Карамзин воспитывал юношу не прямым нравоучением и наставлениями, но именно примером, серьезным разговором на равных, самим умным и любезным общением. У Пушкина был перед глазами великий русский историк, его благородная личность, разумно устроенная жизнь труженика науки и творца, прекрасная семья, дом, духовный свет и спокойствие. У Карамзиных он общался с Вяземским, Петром Чаадаевым, Жуковским, братьями Александром и Николаем Тургеневыми. Для одинокого мальчика, запертого в лицейской келье, это было прежде всего воспитание чувств, за которым следовала строгая школа ума.
Домашние беседы и прогулки с историком по Царскому Селу дали Пушкину не меньше, нежели учеба в лицее.
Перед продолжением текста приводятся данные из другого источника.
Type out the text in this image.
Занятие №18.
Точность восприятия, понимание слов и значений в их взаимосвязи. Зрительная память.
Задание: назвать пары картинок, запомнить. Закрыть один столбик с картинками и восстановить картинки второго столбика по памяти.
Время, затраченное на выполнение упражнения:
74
Напомним лишь слова известного мемуариста Ф. Ф. Вигеля о молодом поэте: «Его спасали от заблуждений и бед собственный сильный рассудок, беспрестанно в нем пробуждающийся, чувство чести, которым весь он был полон, и частое посещение дома Карамзина, в то время столь же привлекательного, как и благочестивого». Дом — это и большая дружная семья, любовь и взаимное уважение, тепло, греющее душу-
Порывистому и озорному юноше все время грозила опасность, ибо от лицейских шалостей и смешных выходок он быстро перешел к писанию политических эпиграмм и либеральных стихотворений. Полиция, придворные и сам император Александр Павлович сразу же знакомились с этими пушкинскими сочинениями. После обычных школьных наказаний появилась реальная угроза ссылки в Соловки или Сибирь. И здесь неизменно вмешивался Карамзин с его огромным влиянием на царя и его семью.
В апреле 1820 года историк писал поэту и министру И. И. Дмитриеву в Москву: «А над здешним поэтом Пушкиным если не туча, то по крайней мере облако, и громоносное (это между нами): служа под знаменами либералистов, он написал и распустил стихи на вольность, эпиграммы на властителей, и проч. и проч. Это узнала полиция etc. Опасаются следствий. Хотя я уже давно, истощив все способы образумить эту беспутную голову, предал несчастного Року и Немезиде; однако ж, из жалости к таланту, замолвил слово, взяв с него обещание уняться. Не знаю, что будет».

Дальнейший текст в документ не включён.